Clarification on “CredentialStore” password management:
While retrieving the password stored in the credential store, using the “CredentialStoreAdmin tool”(using --showpw) i'm are getting unreadable/junk/encrypted(??) characters.
From the command **Usage**( CredentialStoreAdmin tool) below ; the --showpw option should return clear text.:
The CredentialStoreAdmin class is a command-line tool that provides complete access to the credential store backing file on the local machine.
common [required]:
help: Display help for the commands for this tool
add: Add a user account and password for a specified host to the credential store
list: List all host names and user accounts contained in the credential store; use with:-
--showpw: argument to display in cleartext
-h: argument to list user name and password for the host
remove: Remove the user account and password from the credential store for the specified account
clear: Clear all content from the credential store
What is being done? The below use case illustrates the requirement.
Use Case:
- Store the vCenter/ESX/ESXi server password locally using credential store.
- Use the password stored in the credential store for automatic logon.
- Pass the password stored to open session with vCenter/ESX/ESXi server.
Also tried the same using **credstore_admin.pl** (from VMware vSphere SDK for Perl).
Here the password returned with “get” option is readable.
VMware WEB SDK Used(JAVA): VMware-vSphere-SDK-5.5.0-1284541
VMware PERL SDK Used VMware-vSphere-Perl-SDK-5.5.0-1384587
Let me know if this is the expected behavior if not how to get the password in human readable form.
++++++++++++++++++++++++++++++++++++++++++++++++++++++++++++++++++++++++++++++++++++++++++++++++++++
Found bug at line number 314 in CredentialStoreStorage.java file which is part of VMware SDK 5.5.
Need to use below line:
return (new String(DatatypeConverter.parseHexBinary((cacheData.get(key)))).toCharArray());
Instead of below line:
return DatatypeConverter.parseHexBinary(cacheData.get(key)).toString().toCharArray();
Reason for getting incorrect value from second return is the “toString()” method; which returns by default address of that string
(If it is not over written in a class) that has been converted to char array and send it back to “getPassword” function that
causes printing junk char as password output.
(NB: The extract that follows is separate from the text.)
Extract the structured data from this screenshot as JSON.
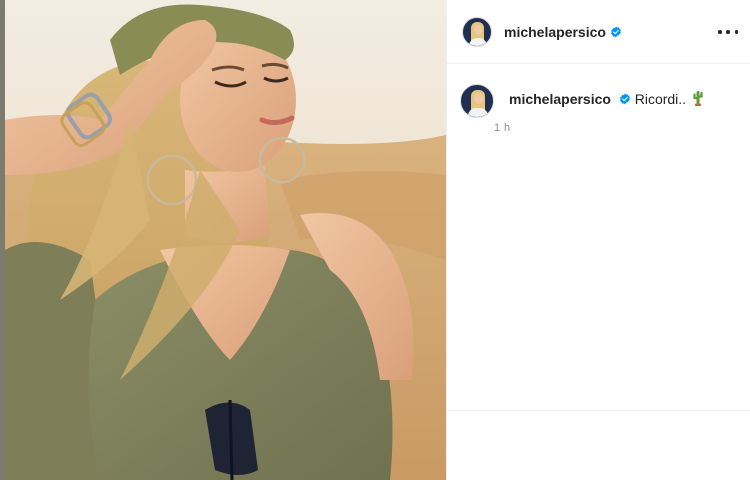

Whereas “new String” method returns content of string because of that in first return we will get correct string that has
been converted to char array and send it back to “getPassword” function where it will be printed as correct password (in cleartext).
*** But still after this change code is working for Windows system but it is not getting correct password on Linux system.
Please let me know what am I missing in this ???